Este nuevo renacimiento de Dubrovnik la encuentra como un destino turístico de primer nivel, y al mismo tiempo económico en comparación al resto de la Europa mediterránea, donde conviven cruceros de lujo y yates millonarios con un estilo de vida sencillo y amigable. Por suerte, el impacto turístico no ha sido lo suficientemente fuerte como para alterar las costumbres y el ritmo local. Están los hoteles 5 estrellas, pero también la posibilidad de alquilar una habitación en una casa de familia por 10 o 15 euros la noche.
Incluso siendo el destino más internacional del turismo croata, la vida de provincia, la comida casera y la tranquilidad se sienten en cada uno de sus rincones.
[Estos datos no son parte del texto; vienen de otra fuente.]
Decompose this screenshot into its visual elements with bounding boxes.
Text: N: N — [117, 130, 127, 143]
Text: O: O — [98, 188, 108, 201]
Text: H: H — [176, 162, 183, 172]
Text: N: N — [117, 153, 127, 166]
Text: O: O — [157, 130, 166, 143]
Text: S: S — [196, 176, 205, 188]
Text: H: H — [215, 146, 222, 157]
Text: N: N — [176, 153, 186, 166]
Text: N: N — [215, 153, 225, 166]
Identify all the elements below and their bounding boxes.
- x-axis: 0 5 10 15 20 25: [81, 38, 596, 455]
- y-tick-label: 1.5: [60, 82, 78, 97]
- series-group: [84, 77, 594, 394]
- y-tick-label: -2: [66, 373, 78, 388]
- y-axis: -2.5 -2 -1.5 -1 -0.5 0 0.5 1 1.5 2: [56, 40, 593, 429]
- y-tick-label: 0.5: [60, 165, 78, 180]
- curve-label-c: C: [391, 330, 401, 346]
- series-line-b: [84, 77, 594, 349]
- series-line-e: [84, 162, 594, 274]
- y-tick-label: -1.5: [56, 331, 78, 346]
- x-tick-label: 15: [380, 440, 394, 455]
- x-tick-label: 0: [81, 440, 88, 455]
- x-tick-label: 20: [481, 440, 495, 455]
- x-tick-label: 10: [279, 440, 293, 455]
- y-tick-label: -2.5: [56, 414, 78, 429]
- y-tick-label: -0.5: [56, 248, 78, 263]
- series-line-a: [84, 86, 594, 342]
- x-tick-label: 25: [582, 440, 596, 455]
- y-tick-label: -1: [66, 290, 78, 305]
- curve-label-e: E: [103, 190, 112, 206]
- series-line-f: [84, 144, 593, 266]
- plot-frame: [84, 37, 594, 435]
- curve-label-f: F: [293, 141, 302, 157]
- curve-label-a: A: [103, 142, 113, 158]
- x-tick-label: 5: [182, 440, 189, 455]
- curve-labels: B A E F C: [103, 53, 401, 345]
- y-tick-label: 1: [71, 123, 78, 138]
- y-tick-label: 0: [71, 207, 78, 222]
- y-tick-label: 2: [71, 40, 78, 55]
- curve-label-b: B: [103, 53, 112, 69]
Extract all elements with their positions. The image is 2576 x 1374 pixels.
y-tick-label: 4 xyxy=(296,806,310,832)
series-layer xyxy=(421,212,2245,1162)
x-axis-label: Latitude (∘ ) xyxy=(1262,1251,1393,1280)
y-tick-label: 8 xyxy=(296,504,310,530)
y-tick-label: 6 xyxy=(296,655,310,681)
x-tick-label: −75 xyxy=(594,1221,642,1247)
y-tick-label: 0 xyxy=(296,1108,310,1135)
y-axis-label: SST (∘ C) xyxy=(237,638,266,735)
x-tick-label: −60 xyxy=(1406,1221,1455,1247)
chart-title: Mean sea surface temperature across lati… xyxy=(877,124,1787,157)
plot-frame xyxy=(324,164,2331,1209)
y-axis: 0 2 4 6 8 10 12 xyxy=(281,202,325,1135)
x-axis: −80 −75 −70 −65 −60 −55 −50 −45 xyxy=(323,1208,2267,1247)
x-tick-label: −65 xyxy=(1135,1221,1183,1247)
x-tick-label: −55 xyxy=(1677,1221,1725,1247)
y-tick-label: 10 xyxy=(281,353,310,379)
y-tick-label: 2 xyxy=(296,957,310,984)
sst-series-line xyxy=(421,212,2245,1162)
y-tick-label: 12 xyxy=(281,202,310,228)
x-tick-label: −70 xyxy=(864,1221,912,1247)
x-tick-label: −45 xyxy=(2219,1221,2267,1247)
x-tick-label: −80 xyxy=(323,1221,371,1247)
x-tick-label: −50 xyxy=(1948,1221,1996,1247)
La calle de Stradun es el eje comercial y gastronómico dentro del trazado medieval, murallas adentro. Desde allí se llega a la plaza Luža, el punto de reunión preferido por los visitantes y escenario de diversos espectáculos culturales gratuitos, sobre todo durante el Festival de verano.
Alrededor de la plaza Luža se encuentran las iglesias y palacios medievales más importantes de la ciudad, con su característico estilo gótico-renacentista: el Palacio del Rector, antigua sede de gobierno, y el palacio Sponza. Ambos son herencia de aquel esplendor que vivió Dubrovnik en el siglo XV, al igual que la mayoría de los monumentos y edificios murallas adentro. Los amantes del barroco, en cambio, deberán dirigir sus miradas hacia la Iglesia de San Blas y la Catedral de la Asunción de Nuestra Señora, con sus profusos ornamentos producto de la reconstrucción de la ciudad luego del terremoto de 1667.
Todas estas maravillas arquitectónicas sirven de escenario para el que sigue siendo el gran protagonista de la ciudad: el mar. La escasa superficie de la zona no ha sido generosa en extensas zonas de playa, lo cual obliga a propios y extraños a lanzarse al agua a realizar todo tipo de deportes náuticos en el tranquilo mar: remo, kayak, yachting; incluso “picaditos” de waterpolo en aguas abiertas (de una dificultad que hace que sea exclusivo de los locales, potencia mundial en esta disciplina).
Para los que prefieran la tranquilidad en la playa sin tanto desgaste físico, el extremo sur de la ciudad es la mejor opción para descender a pequeñas y escondidas bahías de finas piedras blancas y disfrutar desde allí la inigualable vista de la ciudad amurallada fusionándose con el mar y la montaña.
Si bien todavía quedan escombros en los rincones escondidos detrás de las murallas, el recuerdo de las épocas más traumáticas en la vida de Dubrovnik no afecta su presente, cada vez más parecido al paraíso en la tierra con el que soñaba Bernard Shaw al describirla.